= Henry Alexander Bowler =

English painter

Henry Alexander Bowler (30 November 1824 – 6 August 1903) was an English artist. He was a teacher at the Royal Academy of Arts for many years, and exhibited paintings there.

==Life==
Bowler was born in the Kensington district of London, son of Charles and Frances Anne Bowler. After education at private schools he studied art at Leigh's School and the Government School of Design at Somerset House. In 1851 he was appointed headmaster of the Stourbridge College of Art, but was soon transferred to a teaching appointment in the school at Somerset House, where he had received his training. In 1855 he was appointed an inspector in the Science and Art Department, and in 1876 became assistant director for art at South Kensington. From 1861 to 1899 Bowler was teacher of perspective at the Royal Academy of Arts. He also held important posts in organising the 1862 International Exhibition and subsequent exhibitions.

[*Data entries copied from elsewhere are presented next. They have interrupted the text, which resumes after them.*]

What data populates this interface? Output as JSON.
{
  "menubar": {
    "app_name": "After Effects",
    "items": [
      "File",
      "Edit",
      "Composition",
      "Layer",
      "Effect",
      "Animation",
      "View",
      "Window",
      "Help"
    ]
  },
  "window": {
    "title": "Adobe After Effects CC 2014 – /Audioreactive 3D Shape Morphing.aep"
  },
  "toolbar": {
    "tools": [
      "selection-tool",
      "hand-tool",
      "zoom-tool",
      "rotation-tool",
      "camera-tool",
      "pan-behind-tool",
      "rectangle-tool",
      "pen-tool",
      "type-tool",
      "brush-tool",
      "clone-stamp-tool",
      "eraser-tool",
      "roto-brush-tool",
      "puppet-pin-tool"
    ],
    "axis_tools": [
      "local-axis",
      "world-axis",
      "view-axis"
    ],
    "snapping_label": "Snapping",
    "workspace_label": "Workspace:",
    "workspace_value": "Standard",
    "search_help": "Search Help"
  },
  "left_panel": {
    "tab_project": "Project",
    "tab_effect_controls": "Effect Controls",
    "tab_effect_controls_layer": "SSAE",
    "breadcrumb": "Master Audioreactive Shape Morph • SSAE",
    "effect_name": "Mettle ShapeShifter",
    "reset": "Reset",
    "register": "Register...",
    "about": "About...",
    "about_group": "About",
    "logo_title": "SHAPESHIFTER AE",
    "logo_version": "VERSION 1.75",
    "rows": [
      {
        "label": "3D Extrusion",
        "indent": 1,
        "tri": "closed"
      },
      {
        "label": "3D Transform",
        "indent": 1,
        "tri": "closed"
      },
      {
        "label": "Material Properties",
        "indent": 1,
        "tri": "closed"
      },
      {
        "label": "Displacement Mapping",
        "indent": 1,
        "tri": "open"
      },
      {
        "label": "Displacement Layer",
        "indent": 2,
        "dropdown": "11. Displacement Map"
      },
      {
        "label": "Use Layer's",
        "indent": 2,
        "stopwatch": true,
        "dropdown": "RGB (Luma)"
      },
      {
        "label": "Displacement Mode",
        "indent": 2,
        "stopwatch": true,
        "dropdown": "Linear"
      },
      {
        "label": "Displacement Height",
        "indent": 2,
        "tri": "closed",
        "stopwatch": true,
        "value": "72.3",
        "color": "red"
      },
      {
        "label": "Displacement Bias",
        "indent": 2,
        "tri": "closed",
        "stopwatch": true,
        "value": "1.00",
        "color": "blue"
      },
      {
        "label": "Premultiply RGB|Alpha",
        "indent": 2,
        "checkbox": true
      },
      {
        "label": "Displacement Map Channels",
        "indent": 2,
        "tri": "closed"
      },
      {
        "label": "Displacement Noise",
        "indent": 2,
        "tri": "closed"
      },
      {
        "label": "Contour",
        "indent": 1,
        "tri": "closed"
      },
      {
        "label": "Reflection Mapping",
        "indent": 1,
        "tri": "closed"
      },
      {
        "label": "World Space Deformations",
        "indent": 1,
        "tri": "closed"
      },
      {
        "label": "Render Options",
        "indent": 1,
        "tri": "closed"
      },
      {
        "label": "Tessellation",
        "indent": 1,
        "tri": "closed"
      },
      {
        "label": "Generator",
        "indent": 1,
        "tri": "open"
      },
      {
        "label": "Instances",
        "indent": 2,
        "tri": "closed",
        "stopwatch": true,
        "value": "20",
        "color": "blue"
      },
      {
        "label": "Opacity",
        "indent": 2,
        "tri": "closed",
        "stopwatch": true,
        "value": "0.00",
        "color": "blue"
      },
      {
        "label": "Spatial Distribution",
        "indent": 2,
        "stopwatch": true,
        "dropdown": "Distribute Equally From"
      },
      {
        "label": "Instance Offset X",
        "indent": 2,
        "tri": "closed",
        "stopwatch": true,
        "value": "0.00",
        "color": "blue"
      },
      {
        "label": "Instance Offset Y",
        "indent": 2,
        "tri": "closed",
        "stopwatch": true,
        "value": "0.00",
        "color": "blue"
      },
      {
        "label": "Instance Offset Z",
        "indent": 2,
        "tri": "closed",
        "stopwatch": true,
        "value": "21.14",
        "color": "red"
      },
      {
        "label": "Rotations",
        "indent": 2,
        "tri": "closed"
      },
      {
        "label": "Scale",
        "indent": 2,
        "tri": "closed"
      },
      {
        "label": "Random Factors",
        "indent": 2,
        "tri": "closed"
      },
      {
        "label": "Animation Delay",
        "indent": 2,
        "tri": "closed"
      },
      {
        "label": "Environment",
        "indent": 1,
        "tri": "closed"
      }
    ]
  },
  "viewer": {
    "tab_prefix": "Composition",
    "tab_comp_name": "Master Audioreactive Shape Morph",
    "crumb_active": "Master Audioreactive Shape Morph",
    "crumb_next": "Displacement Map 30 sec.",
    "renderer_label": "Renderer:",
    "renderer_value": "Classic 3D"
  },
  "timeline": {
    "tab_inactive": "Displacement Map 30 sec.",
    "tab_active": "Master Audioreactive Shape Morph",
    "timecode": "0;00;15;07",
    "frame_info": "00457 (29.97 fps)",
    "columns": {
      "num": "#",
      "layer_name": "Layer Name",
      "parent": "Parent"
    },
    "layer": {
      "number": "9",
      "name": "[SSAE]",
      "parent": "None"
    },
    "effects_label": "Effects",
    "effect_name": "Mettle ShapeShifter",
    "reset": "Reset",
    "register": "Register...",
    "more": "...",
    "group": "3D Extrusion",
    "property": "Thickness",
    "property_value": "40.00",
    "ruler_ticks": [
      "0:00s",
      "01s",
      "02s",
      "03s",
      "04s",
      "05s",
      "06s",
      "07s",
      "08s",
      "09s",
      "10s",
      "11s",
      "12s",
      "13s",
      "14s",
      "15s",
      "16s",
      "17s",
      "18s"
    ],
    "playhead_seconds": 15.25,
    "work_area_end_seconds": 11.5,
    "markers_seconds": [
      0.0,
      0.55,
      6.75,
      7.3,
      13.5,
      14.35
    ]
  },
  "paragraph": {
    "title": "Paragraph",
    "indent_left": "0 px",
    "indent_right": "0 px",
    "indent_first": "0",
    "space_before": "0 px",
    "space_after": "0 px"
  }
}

From 1847 to 1871 Bowler exhibited ten pictures, mostly landscapes, at the Royal Academy, and others at the British Institution and elsewhere. A notable work is The Doubt: "Can these Dry Bones Live?" of 1854, exhibited at the Royal Academy in 1855, and again at the 1862 International Exhibition. It was presented to the Tate Gallery by a member of the family in 1921.

Bowler retired from the Science and Art Department in 1891. He died at his home in Kensington on 6 August 1903, and was buried at Kensal Green Cemetery.

In 1853 he married Ellen Archer Archer, daughter of Thomas Archer, J.P., vicar of Whitchurch, Buckinghamshire, and had three sons and one daughter.